Les récits de voyages badins :
la parodie des récits de voyages

Publié en 1663, le Voyage de Chapelle et Bachaumont de Claude-Emmanuel Luillier, surnommé Chapelle, et François Le Coigneux de Bachaumont devient le texte fondateur d’un genre qui se développe au XVIIIe siècle avec des récits comme le Voyage de Languedoc et de Provence de Le Franc de Pompignan (1745), le Voyage de Paris à Saint-Cloud de Louis-Balthazar Néel (1748), suivi du Retour de Saint-Cloud à Paris par terre de Augustin-Martin Lottin (1753), le Voyage de Bourgogne d’Antoine de Bertin (1777), le Voyage à l’île Bourbon d’Evariste Parny (1777), ou La quête du blé (1786-1788) de Venance Dougados.
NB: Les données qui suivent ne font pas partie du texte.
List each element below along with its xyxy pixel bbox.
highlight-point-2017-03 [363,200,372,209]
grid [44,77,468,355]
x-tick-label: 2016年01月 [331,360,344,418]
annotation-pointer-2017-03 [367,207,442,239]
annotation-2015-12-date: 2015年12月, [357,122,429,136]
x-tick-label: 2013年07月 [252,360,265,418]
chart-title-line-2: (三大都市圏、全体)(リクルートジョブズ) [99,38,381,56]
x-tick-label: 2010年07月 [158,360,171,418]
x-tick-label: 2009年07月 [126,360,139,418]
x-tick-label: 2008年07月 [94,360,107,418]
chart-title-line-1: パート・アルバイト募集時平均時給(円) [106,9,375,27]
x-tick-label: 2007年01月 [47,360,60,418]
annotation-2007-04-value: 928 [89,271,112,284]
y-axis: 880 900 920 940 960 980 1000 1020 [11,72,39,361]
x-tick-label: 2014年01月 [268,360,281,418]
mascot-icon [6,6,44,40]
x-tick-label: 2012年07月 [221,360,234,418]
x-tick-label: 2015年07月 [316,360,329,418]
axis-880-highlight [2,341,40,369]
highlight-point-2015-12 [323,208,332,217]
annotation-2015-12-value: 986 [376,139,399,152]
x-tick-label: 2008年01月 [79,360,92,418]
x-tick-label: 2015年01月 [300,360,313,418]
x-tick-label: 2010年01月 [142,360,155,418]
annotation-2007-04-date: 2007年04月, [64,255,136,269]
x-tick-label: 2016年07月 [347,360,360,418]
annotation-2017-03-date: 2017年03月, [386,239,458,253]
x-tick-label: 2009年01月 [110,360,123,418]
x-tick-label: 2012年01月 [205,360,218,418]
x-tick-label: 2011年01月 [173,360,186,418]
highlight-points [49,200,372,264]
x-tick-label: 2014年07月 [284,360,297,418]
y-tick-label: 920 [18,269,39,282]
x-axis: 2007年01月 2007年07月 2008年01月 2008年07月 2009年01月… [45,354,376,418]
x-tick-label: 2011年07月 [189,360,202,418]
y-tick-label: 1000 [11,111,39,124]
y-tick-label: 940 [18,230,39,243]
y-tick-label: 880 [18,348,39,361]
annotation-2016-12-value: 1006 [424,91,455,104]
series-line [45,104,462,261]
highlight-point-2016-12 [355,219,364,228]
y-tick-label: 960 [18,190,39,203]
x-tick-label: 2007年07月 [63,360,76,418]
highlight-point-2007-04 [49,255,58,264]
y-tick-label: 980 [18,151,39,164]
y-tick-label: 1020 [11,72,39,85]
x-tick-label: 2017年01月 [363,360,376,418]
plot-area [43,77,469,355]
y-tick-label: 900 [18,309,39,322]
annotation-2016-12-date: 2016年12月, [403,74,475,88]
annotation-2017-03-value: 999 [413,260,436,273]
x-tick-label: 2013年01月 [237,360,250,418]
Voyageant en province, les auteurs parisiens évoquent avec humour l’exotisme des régions qu’ils traversent, avec une apparente liberté de l’itinéraire qui relève plus de la flânerie que d’un déplacement organisé. Si le voyage a un but, celui-ci n’est pas au premier plan du récit. Les voyageurs font l’impasse sur le principe d’authenticité documentaire et la peinture des lieux visités. La subjectivité du narrateur éclipse l’objectivité scientifique du voyageur. La réalité cède la place aux réflexions et impressions de l’auteur qui s’identifie à un héros épique engagé dans un périple où chaque situation affrontée devient une épreuve à surmonter. C’est ainsi que le modèle détourné s’avère être davantage l’épopée et le récit héroïque que le récit de voyage contemporain.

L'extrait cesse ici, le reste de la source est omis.